Arbeitszeugnisse stelle ich gerne aus, wenn ich auf diese Weise meinen Dank und Respekt gegenüber geschätzten Mitarbeitern ausdrücken darf. Ungleich schwerer fällt es mir, wenn dieses nur eingeschränkt der Fall ist. Da ist es gut, dass negative Formulierungen in Zeugnissen untersagt sind. Dies führt uns gar nicht erst in Versuchung, unseren vermeintlichen Unmut zum Ausdruck zu bringen. Im Gespräch nutzen wir gerne die für alle Beteiligten faire Formulierung „Es hat nicht gepasst".
Allerdings hilft es niemand, wenn Probleme im Betriebsalltag nicht angesprochen werden.

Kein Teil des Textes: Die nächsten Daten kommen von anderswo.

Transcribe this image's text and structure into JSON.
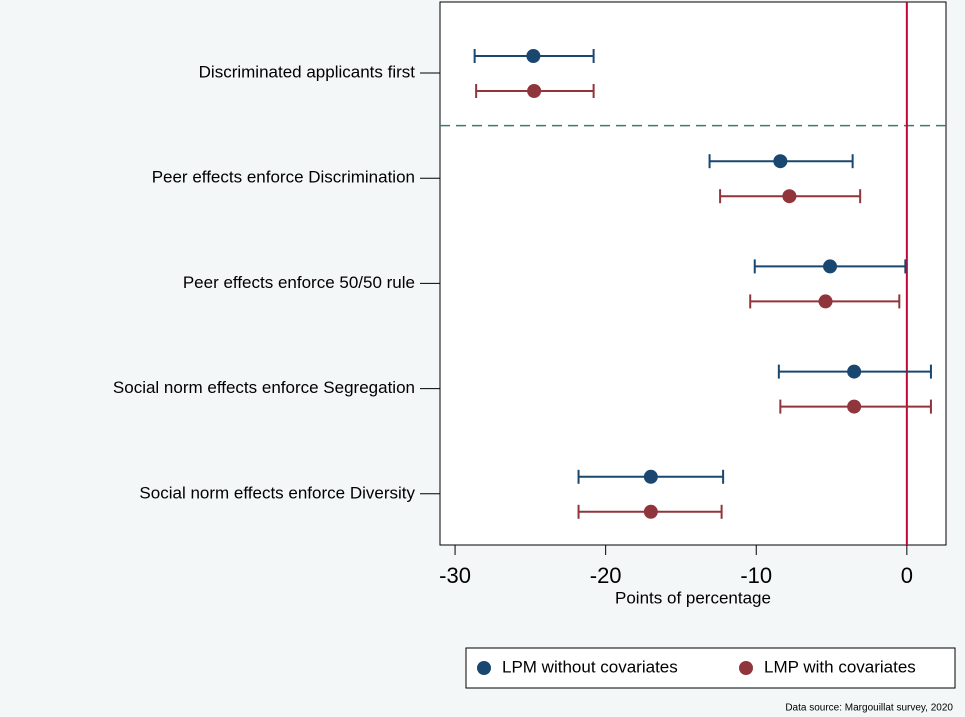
{
  "chart_data": {
    "type": "coefplot",
    "x_label": "Points of percentage",
    "source": "Data source: Margouillat survey, 2020",
    "categories": [
      "Discriminated applicants first",
      "Peer effects enforce Discrimination",
      "Peer effects enforce 50/50 rule",
      "Social norm effects enforce Segregation",
      "Social norm effects enforce Diversity"
    ],
    "series": [
      {
        "name": "LPM without covariates",
        "color": "#1a476f",
        "values": [
          -24.8,
          -8.4,
          -5.1,
          -3.5,
          -17.0
        ],
        "lower": [
          -28.7,
          -13.1,
          -10.1,
          -8.5,
          -21.8
        ],
        "upper": [
          -20.8,
          -3.6,
          -0.1,
          1.6,
          -12.2
        ]
      },
      {
        "name": "LMP with covariates",
        "color": "#90353b",
        "values": [
          -24.75,
          -7.8,
          -5.4,
          -3.5,
          -17.0
        ],
        "lower": [
          -28.6,
          -12.4,
          -10.4,
          -8.4,
          -21.8
        ],
        "upper": [
          -20.8,
          -3.1,
          -0.5,
          1.6,
          -12.3
        ]
      }
    ],
    "xlim": [
      -31.0,
      2.6
    ],
    "xticks": [
      -30,
      -20,
      -10,
      0
    ],
    "reference_line": 0,
    "reference_color": "#c10534",
    "legend": "bottom-right"
  }
}
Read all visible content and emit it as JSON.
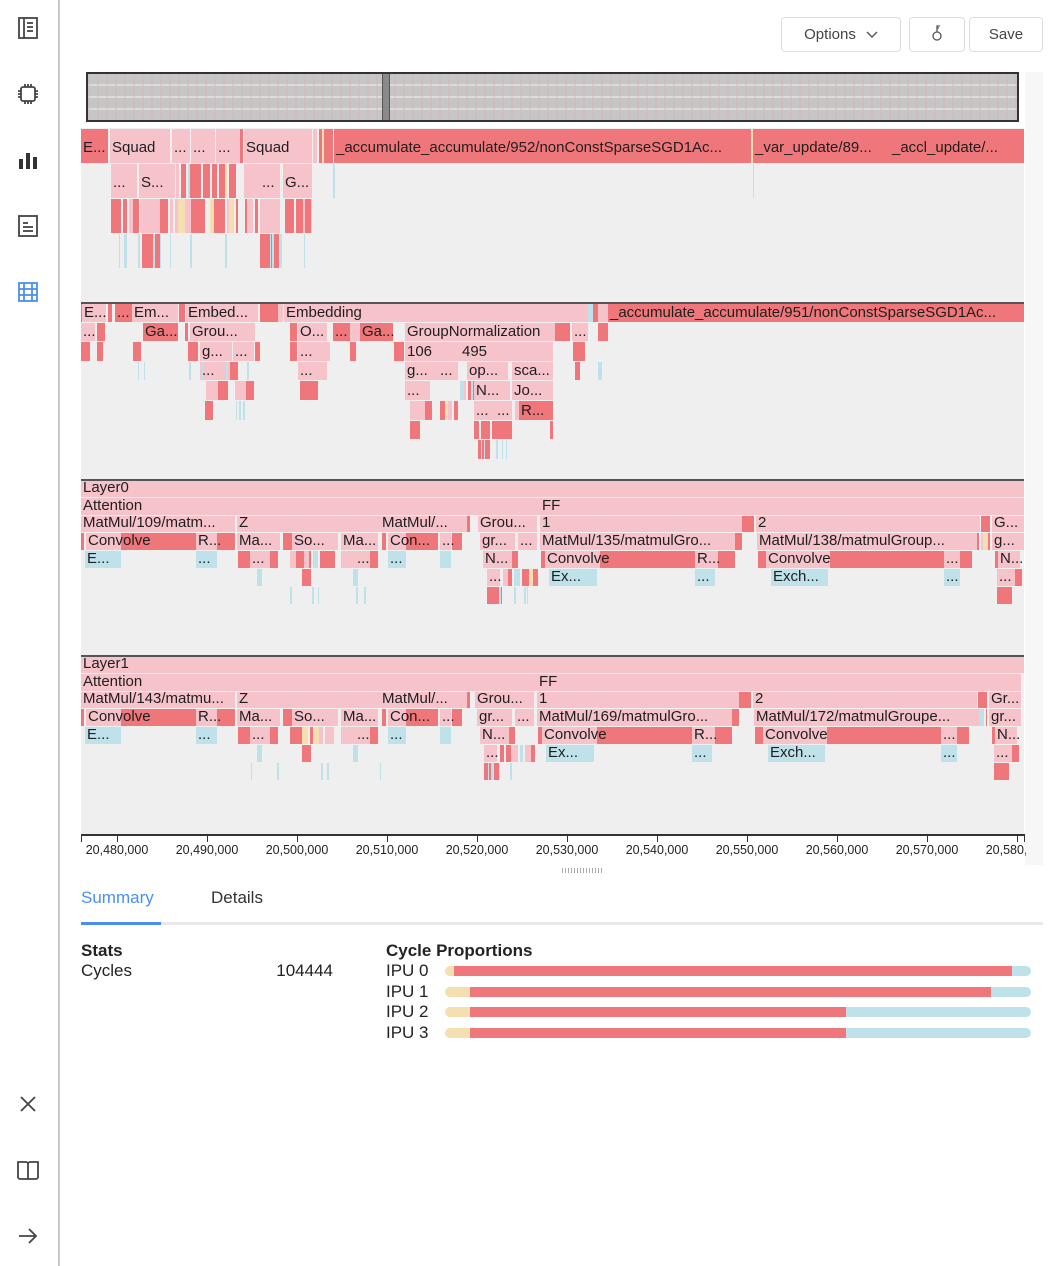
{
  "toolbar": {
    "options_label": "Options",
    "key_icon": "key-icon",
    "save_label": "Save"
  },
  "sidebar": {
    "items": [
      "summary-icon",
      "chip-icon",
      "chart-icon",
      "document-icon",
      "table-icon",
      "close-icon",
      "book-icon",
      "arrow-right-icon"
    ],
    "active": "table-icon",
    "accent": "#4a8ff0"
  },
  "colors": {
    "pink": "#f6c3cb",
    "red": "#ef777b",
    "blue": "#bfe2ea",
    "yellow": "#f5deb0"
  },
  "flame": {
    "tracks": [
      {
        "labels": [
          "E...",
          "Squad",
          "...",
          "...",
          "...",
          "Squad",
          "_accumulate_accumulate/952/nonConstSparseSGD1Ac...",
          "_var_update/89...",
          "_accl_update/...",
          "...",
          "S...",
          "...",
          "G..."
        ]
      },
      {
        "labels": [
          "E...",
          "...",
          "Em...",
          "Embed...",
          "Embedding",
          "_accumulate_accumulate/951/nonConstSparseSGD1Ac...",
          "...",
          "Ga...",
          "Grou...",
          "O...",
          "...",
          "Ga...",
          "GroupNormalization",
          "...",
          "g...",
          "...",
          "...",
          "106",
          "495",
          "...",
          "...",
          "g...",
          "...",
          "op...",
          "sca...",
          "...",
          "N...",
          "Jo...",
          "...",
          "...",
          "R..."
        ]
      },
      {
        "labels": [
          "Layer0",
          "Attention",
          "FF",
          "MatMul/109/matm...",
          "Z",
          "MatMul/...",
          "Grou...",
          "1",
          "2",
          "G...",
          "Convolve",
          "R...",
          "Ma...",
          "So...",
          "Ma...",
          "Con...",
          "...",
          "gr...",
          "...",
          "MatMul/135/matmulGro...",
          "MatMul/138/matmulGroup...",
          "g...",
          "E...",
          "...",
          "...",
          "...",
          "...",
          "N...",
          "Convolve",
          "R...",
          "Convolve",
          "...",
          "N...",
          "...",
          "Ex...",
          "...",
          "Exch...",
          "...",
          "..."
        ]
      },
      {
        "labels": [
          "Layer1",
          "Attention",
          "FF",
          "MatMul/143/matmu...",
          "Z",
          "MatMul/...",
          "Grou...",
          "1",
          "2",
          "Gr...",
          "Convolve",
          "R...",
          "Ma...",
          "So...",
          "Ma...",
          "Con...",
          "...",
          "gr...",
          "...",
          "MatMul/169/matmulGro...",
          "MatMul/172/matmulGroupe...",
          "gr...",
          "E...",
          "...",
          "...",
          "...",
          "...",
          "N...",
          "Convolve",
          "R...",
          "Convolve",
          "...",
          "N...",
          "...",
          "Ex...",
          "...",
          "Exch...",
          "...",
          "..."
        ]
      }
    ]
  },
  "axis": {
    "ticks": [
      "20,480,000",
      "20,490,000",
      "20,500,000",
      "20,510,000",
      "20,520,000",
      "20,530,000",
      "20,540,000",
      "20,550,000",
      "20,560,000",
      "20,570,000",
      "20,580,000"
    ]
  },
  "tabs": {
    "summary": "Summary",
    "details": "Details",
    "active": "Summary"
  },
  "stats": {
    "title": "Stats",
    "cycles_label": "Cycles",
    "cycles_value": "104444"
  },
  "proportions": {
    "title": "Cycle Proportions",
    "rows": [
      {
        "label": "IPU 0",
        "yellow": 1.5,
        "red": 95.2,
        "blue": 3.3
      },
      {
        "label": "IPU 1",
        "yellow": 4.3,
        "red": 88.9,
        "blue": 6.8
      },
      {
        "label": "IPU 2",
        "yellow": 4.3,
        "red": 64.1,
        "blue": 31.6
      },
      {
        "label": "IPU 3",
        "yellow": 4.3,
        "red": 64.1,
        "blue": 31.6
      }
    ]
  }
}
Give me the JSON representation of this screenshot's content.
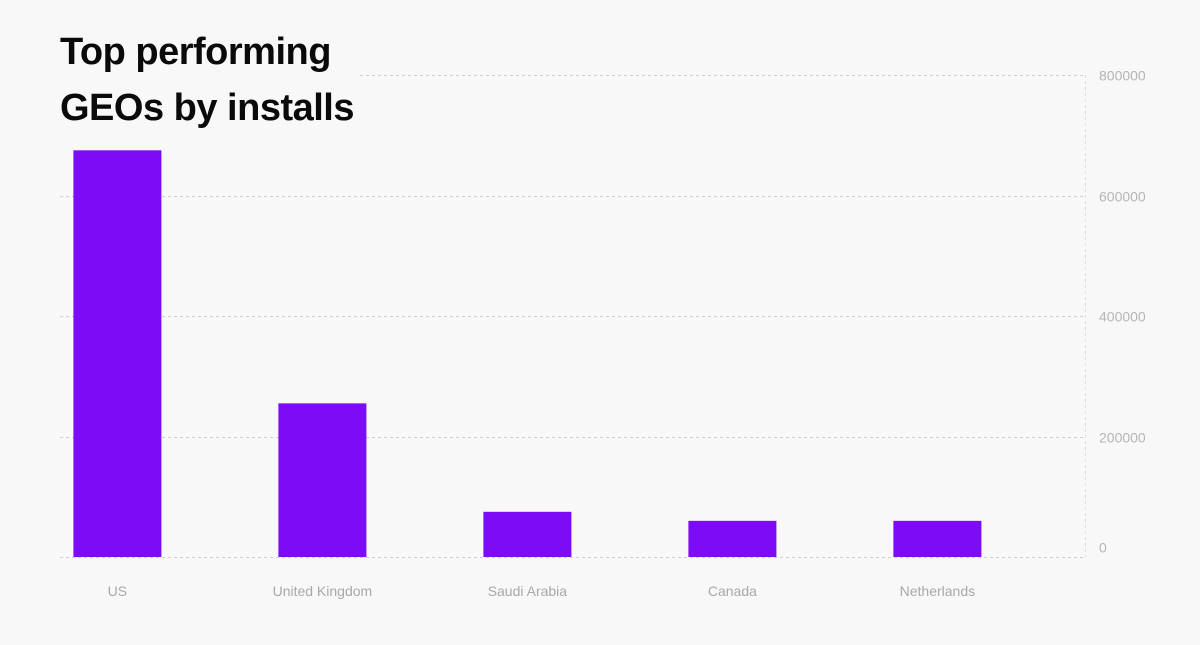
{
  "colors": {
    "bar": "#7b0cf5",
    "background": "#f8f8f8"
  },
  "chart_data": {
    "type": "bar",
    "title_lines": [
      "Top performing",
      "GEOs by installs"
    ],
    "categories": [
      "US",
      "United Kingdom",
      "Saudi Arabia",
      "Canada",
      "Netherlands"
    ],
    "values": [
      675000,
      255000,
      75000,
      60000,
      60000
    ],
    "ylim": [
      0,
      800000
    ],
    "yticks": [
      0,
      200000,
      400000,
      600000,
      800000
    ],
    "ytick_labels": [
      "0",
      "200000",
      "400000",
      "600000",
      "800000"
    ],
    "y_axis_side": "right",
    "grid": true,
    "legend": "none"
  }
}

Lasst uns konkret werden: Was führt zu einer Unzufriedenheit seitens des Arbeitgebers? Liegen die Gründe mehr auf der gärtnerischfachlichen oder der persönlichen Ebene? Ich kann mich nicht erinnern, dass wir uns jemals von einem Mitarbeiter aufgrund unzureichender gärtnerischer Fachkompetenz getrennt haben. Nach meinen Erfahrungen konzentriert sich bei Problemen die Kritik auf folgende Bereiche: Unzuverlässigkeit, geringer Eigenantrieb, mangelnde Teamfähigkeit, charakterliche Defizite oder eine geringe körperliche Belastbarkeit. Dieses sind also keine fachlichen, sondern vorwiegend Persönlichkeitsmerkmale.
Sind Mitarbeiter und Führungskräfte richtig ausgebildet?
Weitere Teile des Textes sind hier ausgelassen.